The most prevalent human diseases in industrialized countries include obesity, type 2 diabetes, cancer, neurodegenerative, and cardiovascular diseases. A common feature of these ailments is dysregulation of cellular energy metabolism. Mitochondria generate 90% of cellular ATP via oxidative phosphorylation and are central to intermediary metabolism, ROS generation, and apoptosis. However, there is a lack of rapid and sensitive assays to measure metabolism in vitro, especially for drug discovery.
To address this, Seahorse Bioscience (www.seahorsebio.com) introduced the XF24 Extracellular Flux Analyzer. This instrument noninvasively quantifies physiological changes in cellular energetics by measuring the two major energy yielding pathways—mitochondrial respiration and glycolysis—in a microplate format. With the analyzer, compounds affecting mitochondrial function and Fatty Acid Oxidation (FAO) can be detected and their EC50 values and kinetics determined.
Extracellular Flux (XF) assays provide comparable performance to biochemical and radioactive methods without the preparation and use of complicated labels or radioactive materials. The XF24 can also be used to detect physiological signaling of receptors, such as GPCRs, ion channels, and receptor tyrosine kinases.
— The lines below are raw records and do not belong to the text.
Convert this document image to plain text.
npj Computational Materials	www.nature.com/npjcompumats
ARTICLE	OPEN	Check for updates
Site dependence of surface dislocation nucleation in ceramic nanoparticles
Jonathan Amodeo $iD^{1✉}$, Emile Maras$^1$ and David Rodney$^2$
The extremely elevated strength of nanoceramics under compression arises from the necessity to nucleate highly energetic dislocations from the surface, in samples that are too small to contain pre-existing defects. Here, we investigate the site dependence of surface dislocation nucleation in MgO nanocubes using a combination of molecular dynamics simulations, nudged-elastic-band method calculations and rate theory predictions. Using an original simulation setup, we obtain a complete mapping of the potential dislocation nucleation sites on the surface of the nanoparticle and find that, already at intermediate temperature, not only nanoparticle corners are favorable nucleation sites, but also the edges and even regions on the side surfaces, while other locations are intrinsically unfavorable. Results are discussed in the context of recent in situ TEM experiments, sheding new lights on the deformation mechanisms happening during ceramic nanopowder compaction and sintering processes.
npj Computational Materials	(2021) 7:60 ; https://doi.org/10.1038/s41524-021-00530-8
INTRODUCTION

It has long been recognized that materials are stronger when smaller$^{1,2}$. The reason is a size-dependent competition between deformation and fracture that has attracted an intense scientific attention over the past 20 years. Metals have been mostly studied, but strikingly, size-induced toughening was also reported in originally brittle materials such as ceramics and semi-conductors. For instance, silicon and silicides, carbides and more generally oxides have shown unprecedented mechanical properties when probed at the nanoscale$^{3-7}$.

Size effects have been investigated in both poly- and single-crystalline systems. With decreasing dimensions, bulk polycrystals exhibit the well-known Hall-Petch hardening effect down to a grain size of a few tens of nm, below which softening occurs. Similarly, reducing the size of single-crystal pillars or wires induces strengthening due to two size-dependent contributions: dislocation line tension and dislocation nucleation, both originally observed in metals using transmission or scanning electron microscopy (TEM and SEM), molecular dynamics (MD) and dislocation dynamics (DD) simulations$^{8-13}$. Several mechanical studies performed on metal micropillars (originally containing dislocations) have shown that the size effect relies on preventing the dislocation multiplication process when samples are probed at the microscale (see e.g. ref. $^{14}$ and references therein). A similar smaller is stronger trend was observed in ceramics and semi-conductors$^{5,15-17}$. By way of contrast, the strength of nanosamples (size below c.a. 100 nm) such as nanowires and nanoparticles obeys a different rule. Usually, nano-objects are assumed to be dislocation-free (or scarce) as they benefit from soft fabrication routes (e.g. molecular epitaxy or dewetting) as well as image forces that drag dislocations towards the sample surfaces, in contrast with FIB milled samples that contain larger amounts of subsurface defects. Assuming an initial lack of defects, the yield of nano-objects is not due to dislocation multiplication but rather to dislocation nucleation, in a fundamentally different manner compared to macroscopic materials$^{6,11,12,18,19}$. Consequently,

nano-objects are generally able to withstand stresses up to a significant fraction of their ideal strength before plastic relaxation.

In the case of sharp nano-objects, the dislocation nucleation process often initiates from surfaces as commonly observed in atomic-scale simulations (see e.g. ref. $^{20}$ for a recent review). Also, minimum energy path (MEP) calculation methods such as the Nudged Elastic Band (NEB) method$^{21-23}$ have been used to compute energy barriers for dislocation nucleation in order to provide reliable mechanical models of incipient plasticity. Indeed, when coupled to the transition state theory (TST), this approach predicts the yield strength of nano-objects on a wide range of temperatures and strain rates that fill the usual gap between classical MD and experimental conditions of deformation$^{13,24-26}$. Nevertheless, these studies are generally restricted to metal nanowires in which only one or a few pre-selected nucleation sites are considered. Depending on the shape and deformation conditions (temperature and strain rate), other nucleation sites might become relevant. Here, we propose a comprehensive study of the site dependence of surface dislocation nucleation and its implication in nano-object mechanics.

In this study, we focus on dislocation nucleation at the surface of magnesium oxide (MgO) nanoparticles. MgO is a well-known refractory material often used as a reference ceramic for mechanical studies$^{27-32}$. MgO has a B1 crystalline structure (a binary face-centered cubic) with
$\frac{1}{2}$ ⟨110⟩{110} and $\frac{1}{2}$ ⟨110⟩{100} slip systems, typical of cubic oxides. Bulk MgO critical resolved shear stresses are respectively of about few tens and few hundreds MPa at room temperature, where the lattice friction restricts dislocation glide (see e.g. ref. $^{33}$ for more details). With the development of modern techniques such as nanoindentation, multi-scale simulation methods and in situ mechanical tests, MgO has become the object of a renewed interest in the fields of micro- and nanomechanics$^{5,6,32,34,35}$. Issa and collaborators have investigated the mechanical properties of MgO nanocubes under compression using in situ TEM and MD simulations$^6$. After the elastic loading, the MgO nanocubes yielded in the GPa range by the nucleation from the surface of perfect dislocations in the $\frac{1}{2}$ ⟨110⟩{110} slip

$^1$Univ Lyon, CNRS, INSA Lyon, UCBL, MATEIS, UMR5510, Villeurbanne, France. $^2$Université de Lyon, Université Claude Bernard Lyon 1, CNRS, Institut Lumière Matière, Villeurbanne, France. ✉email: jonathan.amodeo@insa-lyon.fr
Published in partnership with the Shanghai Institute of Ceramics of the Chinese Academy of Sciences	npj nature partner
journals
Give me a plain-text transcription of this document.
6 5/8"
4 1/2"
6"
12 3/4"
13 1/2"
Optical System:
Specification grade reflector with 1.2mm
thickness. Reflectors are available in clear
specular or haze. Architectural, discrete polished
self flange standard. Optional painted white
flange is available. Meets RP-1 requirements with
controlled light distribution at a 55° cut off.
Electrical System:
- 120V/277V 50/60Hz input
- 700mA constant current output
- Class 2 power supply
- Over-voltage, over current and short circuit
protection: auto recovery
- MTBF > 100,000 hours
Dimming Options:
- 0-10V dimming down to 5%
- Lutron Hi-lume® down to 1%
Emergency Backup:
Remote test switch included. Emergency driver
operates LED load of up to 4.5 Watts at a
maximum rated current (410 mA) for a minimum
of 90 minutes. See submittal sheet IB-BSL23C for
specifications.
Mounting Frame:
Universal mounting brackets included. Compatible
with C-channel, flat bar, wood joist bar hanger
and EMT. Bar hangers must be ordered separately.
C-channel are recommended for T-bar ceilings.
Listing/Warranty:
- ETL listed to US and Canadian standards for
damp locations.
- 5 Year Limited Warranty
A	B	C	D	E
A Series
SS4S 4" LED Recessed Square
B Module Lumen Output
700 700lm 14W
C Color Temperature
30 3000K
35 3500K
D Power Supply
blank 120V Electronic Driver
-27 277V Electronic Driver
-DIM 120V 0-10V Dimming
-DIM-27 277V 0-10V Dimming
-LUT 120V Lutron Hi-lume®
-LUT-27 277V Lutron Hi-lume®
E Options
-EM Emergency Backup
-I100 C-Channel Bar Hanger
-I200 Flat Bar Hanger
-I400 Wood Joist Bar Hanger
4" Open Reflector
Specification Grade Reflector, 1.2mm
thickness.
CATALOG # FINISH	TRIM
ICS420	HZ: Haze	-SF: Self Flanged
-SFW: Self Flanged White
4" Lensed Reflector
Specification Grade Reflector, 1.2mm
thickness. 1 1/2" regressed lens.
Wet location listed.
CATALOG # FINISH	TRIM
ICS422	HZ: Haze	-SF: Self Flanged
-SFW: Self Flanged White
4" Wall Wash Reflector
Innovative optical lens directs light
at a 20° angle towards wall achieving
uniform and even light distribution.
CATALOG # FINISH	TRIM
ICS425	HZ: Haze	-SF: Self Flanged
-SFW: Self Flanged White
The Seahorse XF24 measures the rate of change of oxygen (Oxygen Consumption Rate, OCR) and proton concentrations (Extracellular Acidification Rate, ECAR) in the media immediately surrounding living cells in a 24-well microplate (Figure 1A). Therefore, a measurement of the analyte fluxes in the media can be used to determine rates of cellular metabolism. Because XF measurements are non-destructive, cells can be profiled over a period of minutes, hours, or days.
The XF24 can simultaneously determine both the oxidative and glycolytic components of cellular bioenergetics in response to metabolic pathway inhibitors (Figure 1B). Untreated A549 cells show a normal basal level of oxidative and glycolytic metabolism. When exposed for 10 minutes to 100 mM of the glycolysis inhibitor 2-deoxyglucose, the cells shift to an almost exclusive oxidative metabolism. Conversely, when incubated for 30 minutes in 1µM of the Complex I inhibitor, rotenone, the cells shift to glycolytic energy production. Lastly, incubation with both 2-DG and rotenone results in a precipitous drop in activity for both energy yielding pathways.